From a cultural perspective, our values vary according to two contrasting dimensions: Individualism vs. Collectivism. Individualism focuses on personal freedom and individual achievement. Collectivism emphasizes group goals and the importance of the community. Generally speaking, people in the West (Western Europe and North America) tend to be more individualistic, and people in the East (Asia and Africa) tend to be more collectivist.

However, moments of crisis often pave the way for social solidarity. The pandemic has afforded western societies a chance to unite, collaborate and serve. Witnessing the power of collective action can change the way individuals relate to others, resulting in an increased sense of community. This cultural shift from “I” to “we” could have a permanent effect on consumer behavior. Research indicates people from individualist cultures prefer buying products and services associated with being successful and autonomous. But if society becomes more community-focused, then so will our shopping habits. In other words, buyer motivation will shift from personal gain towards products, services and experiences that can be shared and enjoyed with others. The very act of consumption will no longer be synonymous with social status, but rather social harmony. In short, consumers will become more receptive to brands that demonstrate prosocial behavior. And so, all future brand activity will need to benefit society, and not only the individual.
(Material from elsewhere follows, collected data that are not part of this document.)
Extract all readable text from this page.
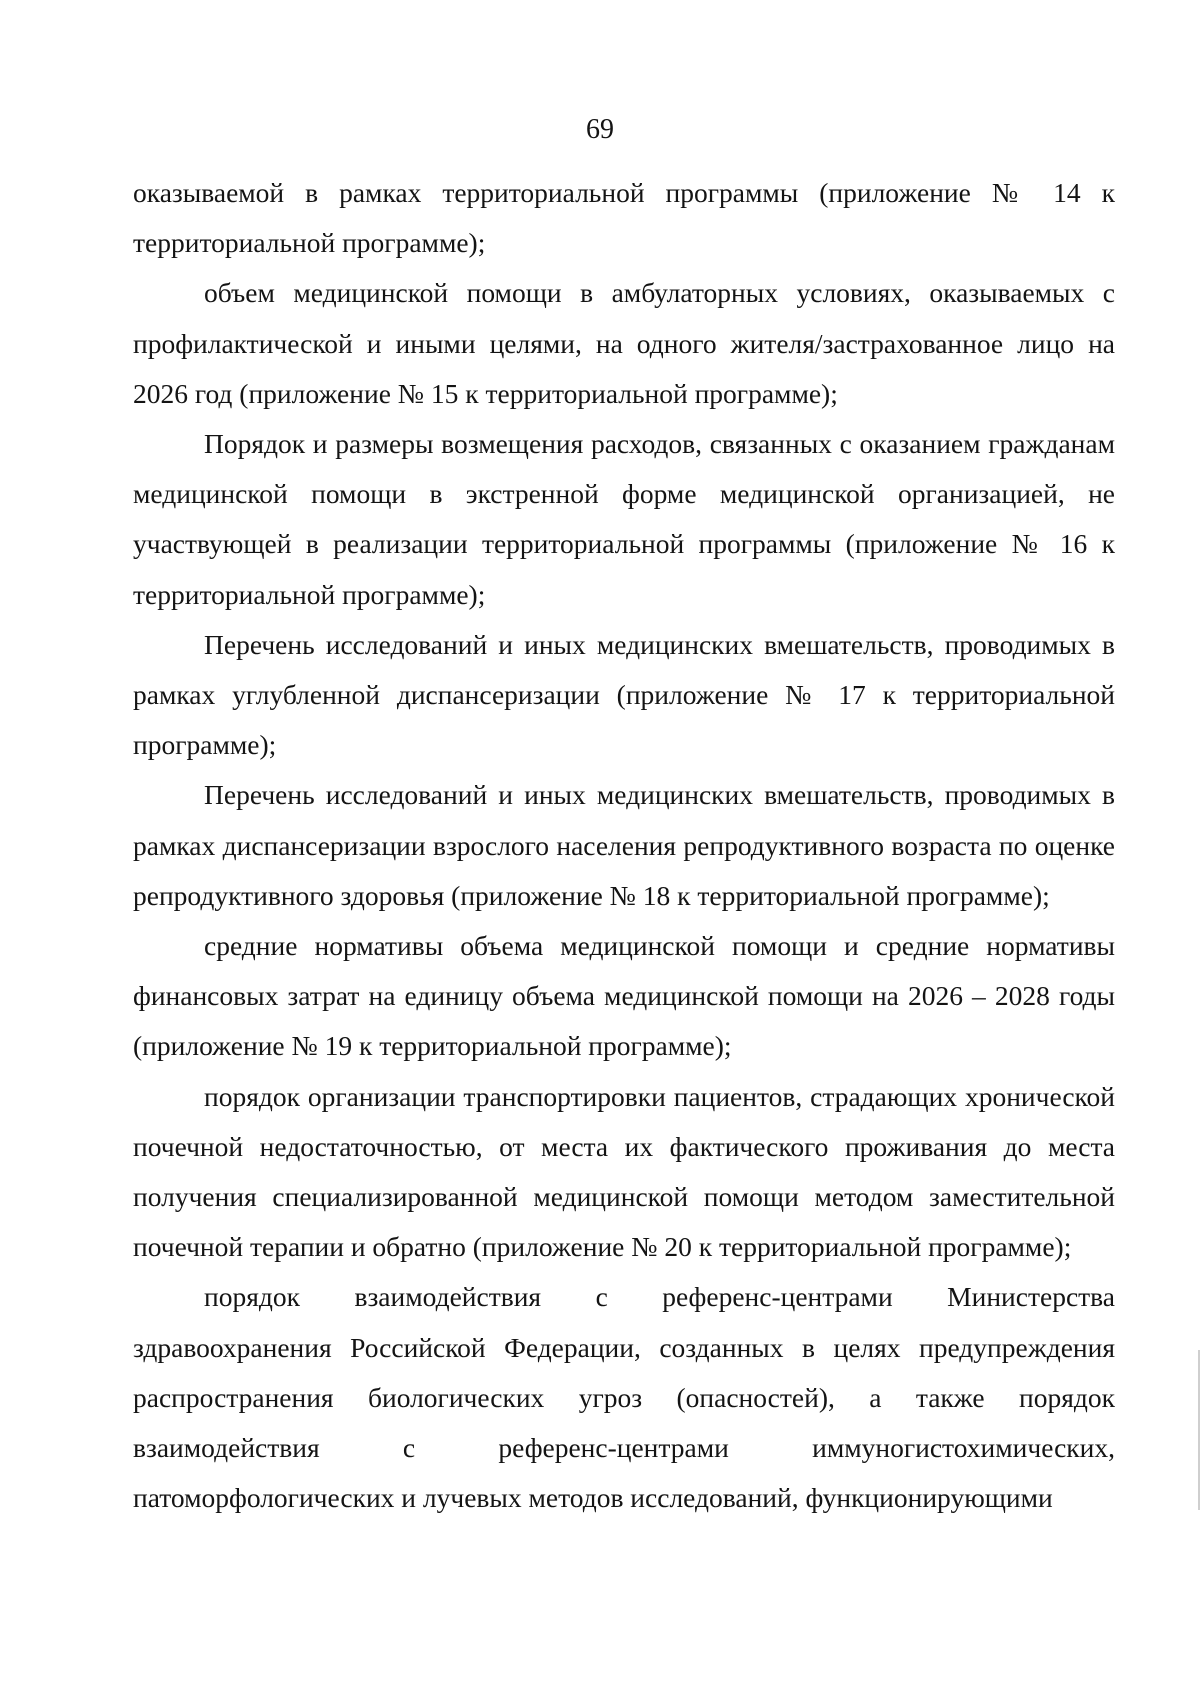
69

оказываемой в рамках территориальной программы (приложение № 14 к территориальной программе);

объем медицинской помощи в амбулаторных условиях, оказываемых с профилактической и иными целями, на одного жителя/застрахованное лицо на 2026 год (приложение № 15 к территориальной программе);

Порядок и размеры возмещения расходов, связанных с оказанием гражданам медицинской помощи в экстренной форме медицинской организацией, не участвующей в реализации территориальной программы (приложение № 16 к территориальной программе);

Перечень исследований и иных медицинских вмешательств, проводимых в рамках углубленной диспансеризации (приложение № 17 к территориальной программе);

Перечень исследований и иных медицинских вмешательств, проводимых в рамках диспансеризации взрослого населения репродуктивного возраста по оценке репродуктивного здоровья (приложение № 18 к территориальной программе);

средние нормативы объема медицинской помощи и средние нормативы финансовых затрат на единицу объема медицинской помощи на 2026 – 2028 годы (приложение № 19 к территориальной программе);

порядок организации транспортировки пациентов, страдающих хронической почечной недостаточностью, от места их фактического проживания до места получения специализированной медицинской помощи методом заместительной почечной терапии и обратно (приложение № 20 к территориальной программе);

порядок взаимодействия с референс-центрами Министерства здравоохранения Российской Федерации, созданных в целях предупреждения распространения биологических угроз (опасностей), а также порядок взаимодействия с референс-центрами иммуногистохимических, патоморфологических и лучевых методов исследований, функционирующими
Analysis – With regards to consumer behavior and modern economic models, the COVID-19 crisis is an unprecedented force that will certainly play its role in the access vs. ownership binary. This article offers an interestingly optimistic perspective on the shifts from individualism, to collectivism as its argued that the pandemic has brought about a heightened awareness for community. A deeply captivating quote from this passage, “Research indicated people from individualist cultures prefer buying products and services associated with being successful and autonomous suggests this idea of autonomy in the context of ownership. This idea will help to guide research inquiry going forward.